Partners Group saw its private debt assets grow at a faster rate relative to other asset classes managed by the firm during the first half of this year.
The firm took in €2 billion in commitments to private debt during the opening six months of 2017. Across all asset classes, the firm received new commitments of €6.9 billion.
That figure accounts for 30 percent of the Swiss-based firm’s overall commitments during that period. In all, the asset class has grown by 38 percent during the first half of 2017, compared to overall asset growth of 14 percent.
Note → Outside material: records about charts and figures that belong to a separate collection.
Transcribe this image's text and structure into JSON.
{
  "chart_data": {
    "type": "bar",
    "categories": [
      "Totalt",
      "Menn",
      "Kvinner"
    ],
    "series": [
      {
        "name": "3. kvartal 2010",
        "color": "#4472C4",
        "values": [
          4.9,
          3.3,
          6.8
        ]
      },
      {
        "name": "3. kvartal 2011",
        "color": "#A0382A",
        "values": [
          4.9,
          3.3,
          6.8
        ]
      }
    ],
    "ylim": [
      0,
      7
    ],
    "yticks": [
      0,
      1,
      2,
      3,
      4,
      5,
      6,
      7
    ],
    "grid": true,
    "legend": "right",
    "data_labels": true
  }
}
The firm received €6.9 billion in new commitments during the period, across private equity, private credit, infrastructure and real estate strategies.
“Private debt was the fastest growing of our asset classes,” Christopher Bone, managing director, told PDI. He added in the last 12 months the firm has seen its commitments to private debt strategies grow by €3.8 billion.
The popularity of the asset class can be attributed to investors hunting yield, Bone said. “It is just difficult to find good yield in the market,” he noted.
Also helping bolster the popularity of Partners Group’s strategies is a focus on floating-rate investments. “I think there are signs of interest-rate rises in the future,” Bone said.
Private debt also accounted for a substantial amount of the investments made by Partners Group during the first half of the year. The firm made $2.3 billion of private debt investments during the period. Overall, across all asset classes, the firm made $5.6 billion in investments.